A Feb. 25 public hearing on changes to Greenport Village’s noise code will go on as planned, but residents shouldn’t expect the board to take action just yet.
The Greenport Business Improvement District has asked for more time to weigh in and seek expert advice on noise management.
At a work session Thursday, BID director and Greenport Harbor Brewing Co. founder Richard Vandenburgh requested more time to ensure the business community is involved and their concerns are addressed.
“We want to make sure we’re not knee jerking this code in a way that’s going to create additional regulation that is not going to be enforceable, not going to be fair and not going to be a willingness to comply from businesses,” Mr. Vandenburgh said.
As written, the proposed code would set the decibel limit to 65 on commercial properties that would be in effect on Friday and Saturday nights from 8 p.m. to midnight. The code also proposes a revised fine structure for repeat offenders and would require businesses to obtain a music permit from the Board of Trustees.
Over 200 business and community members have signed an online petition against the current iteration of the code, arguing that the code, as proposed, will only worsen the difficulties being felt throughout the business community because of the COVID-19 pandemic.
Mr. Vandenburgh said any code passed must balance the needs of the business community, an essential part of the village’s economic health, with residents’ right to the peaceful enjoyment of the village.
He said rushing to pass an imperfect code could lead to costly legal fees for the village down the line, since businesses could face permit revocation after repeated offenses. “Businesses will be compelled to fight those actions [in court,]” Mr. Vandenburgh said.
The BID is planning to consult an Austin, Texas-based acoustic testing firm to gain a better understanding of decibel limits and current ambient noise levels in the village
“There’s a whole host of additional info that we feel very vested in bringing back to the board to allow the board to implement the code/draft that’s going to be more effective, clear and concise than the current draft of the code,” Mr. Vandenburgh said, asking for four months to conduct testing and collect data.

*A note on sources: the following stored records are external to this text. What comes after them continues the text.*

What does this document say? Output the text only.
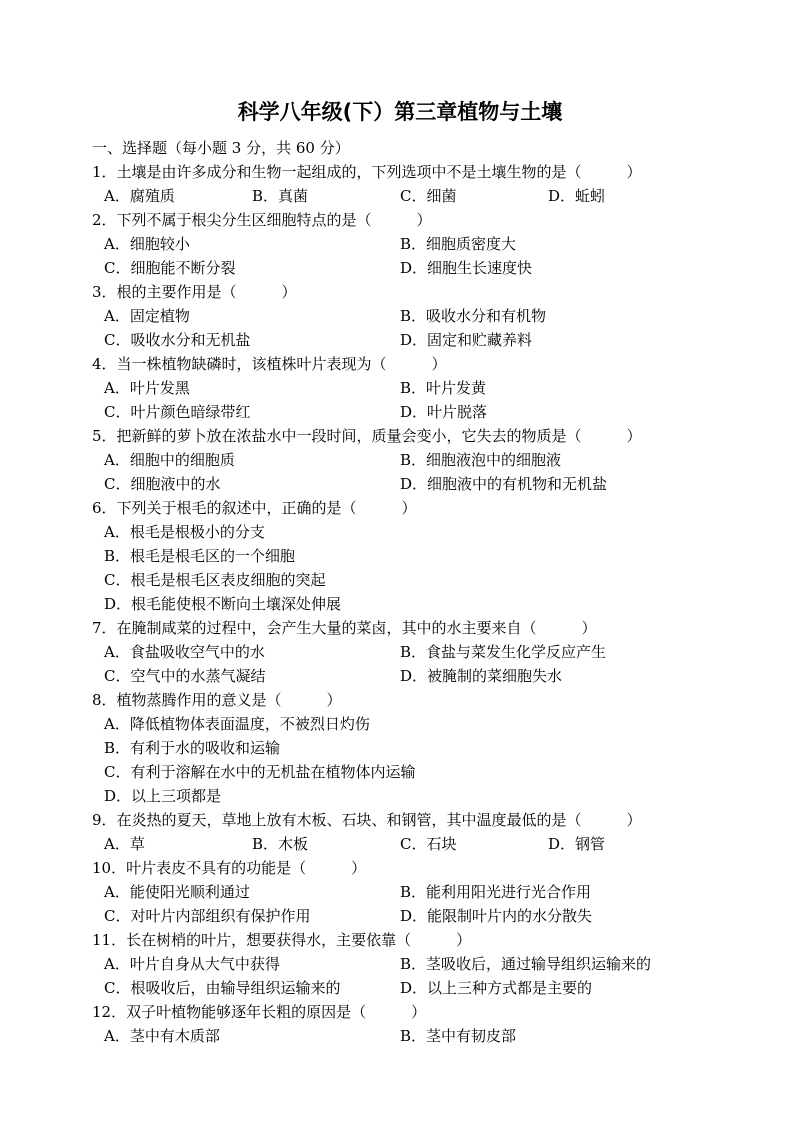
科学八年级(下）第三章植物与土壤
一、选择题（每小题 3 分，共 60 分）
1．土壤是由许多成分和生物一起组成的，下列选项中不是土壤生物的是（　　　）
A．腐殖质	B．真菌	C．细菌	D．蚯蚓
2．下列不属于根尖分生区细胞特点的是（　　　）
A．细胞较小	B．细胞质密度大
C．细胞能不断分裂	D．细胞生长速度快
3．根的主要作用是（　　　）
A．固定植物	B．吸收水分和有机物
C．吸收水分和无机盐	D．固定和贮藏养料
4．当一株植物缺磷时，该植株叶片表现为（　　　）
A．叶片发黑	B．叶片发黄
C．叶片颜色暗绿带红	D．叶片脱落
5．把新鲜的萝卜放在浓盐水中一段时间，质量会变小，它失去的物质是（　　　）
A．细胞中的细胞质	B．细胞液泡中的细胞液
C．细胞液中的水	D．细胞液中的有机物和无机盐
6．下列关于根毛的叙述中，正确的是（　　　）
A．根毛是根极小的分支
B．根毛是根毛区的一个细胞
C．根毛是根毛区表皮细胞的突起
D．根毛能使根不断向土壤深处伸展
7．在腌制咸菜的过程中，会产生大量的菜卤，其中的水主要来自（　　　）
A．食盐吸收空气中的水	B．食盐与菜发生化学反应产生
C．空气中的水蒸气凝结	D．被腌制的菜细胞失水
8．植物蒸腾作用的意义是（　　　）
A．降低植物体表面温度，不被烈日灼伤
B．有利于水的吸收和运输
C．有利于溶解在水中的无机盐在植物体内运输
D．以上三项都是
9．在炎热的夏天，草地上放有木板、石块、和钢管，其中温度最低的是（　　　）
A．草	B．木板	C．石块	D．钢管
10．叶片表皮不具有的功能是（　　　）
A．能使阳光顺利通过	B．能利用阳光进行光合作用
C．对叶片内部组织有保护作用	D．能限制叶片内的水分散失
11．长在树梢的叶片，想要获得水，主要依靠（　　　）
A．叶片自身从大气中获得	B．茎吸收后，通过输导组织运输来的
C．根吸收后，由输导组织运输来的	D．以上三种方式都是主要的
12．双子叶植物能够逐年长粗的原因是（　　　）
A．茎中有木质部	B．茎中有韧皮部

After some back and forth, board members ultimately agreed to hold the Feb. 25 hearing as planned, but table action on the code changes until the BID is able to report back. If substantial changes are made to the code, another public hearing will be scheduled.
Officials said next Thursday’s meeting will give residents their chance to comment on the noise proposal. Trustee Julia Robins said feedback from the public may also be helpful for the BID to consider as all sides try to reach a compromise.
“It’s been going on for a year and a half, so another six months is not going to make that big a difference,” Mayor George Hubbard Jr. said.
Citing a decline in new COVID-19 infections and hospitalizations, Gov. Andrew Cuomo recently extended a 10 p.m. curfew for restaurants and bars statewide to 11 p.m. starting Feb. 14.
“That kind of sets some built-in time frames for anything that’s going on,” Mr. Vandenburgh said, though those rules are subject to change.